The Yankees have shown a clear affinity for high-end ground-ball rates over the years, evidenced by their acquisitions of Clay Holmes, Zack Britton, Wandy Peralta and others. Hicks would be another acquisition in that vein, albeit a much higher-profile one than Holmes and Peralta (but perhaps less so than Britton). Even with the injury track record, interest in Hicks is robust enough that three-year deal seems to be the floor, with a strong possibility of him commanding an even lengthier pact than that.
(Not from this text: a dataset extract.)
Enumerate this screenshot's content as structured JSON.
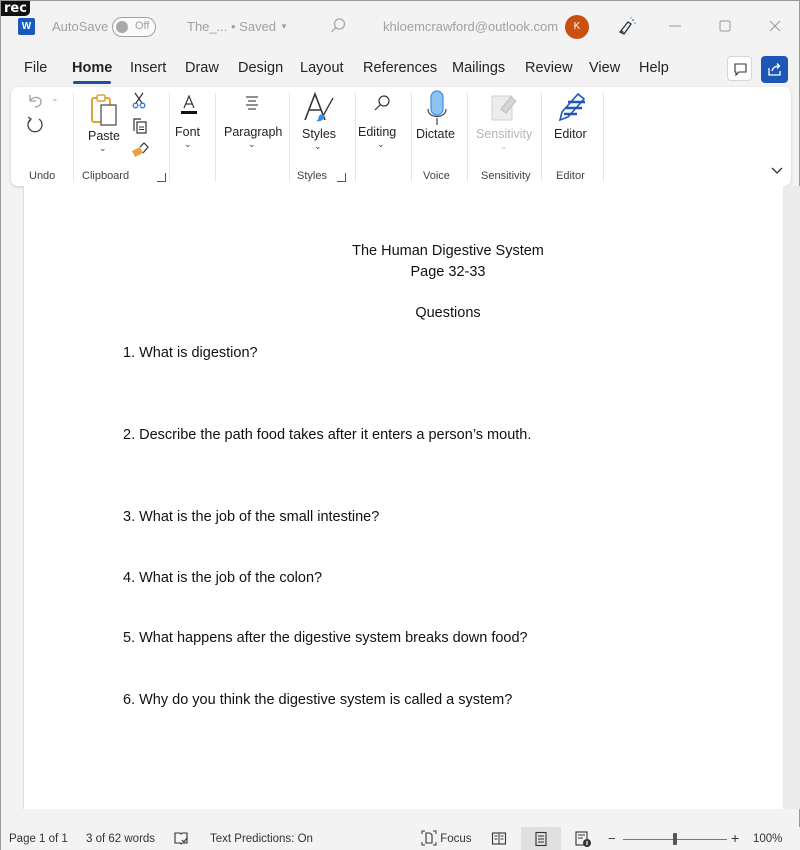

Following last night’s Soto acquisition, the Yankees’ luxury-tax ledger checks in just shy of $289M, per Roster Resource’s projections. The Yankees would be taxed at a 90% clip for any dollars up to $297M and then a staggering 110% clip for any dollars spent thereafter. Signing Hicks at an annual value of $10M, for instance, would cost the Yankees roughly $19.6M for the 2024 season. The Yankees knew this would be the case when acquiring Soto and Trent Grisham from the Padres, however, and they’re still pursuing upgrades in the bullpen and in the rotation anyhow (most notably, Yoshinobu Yamamoto). It doesn’t seem like those taxes will be a substantial deterrent, but they’re nonetheless worth pointing out as the Yankees continue their efforts to bounce back from a disappointing 2023 campaign.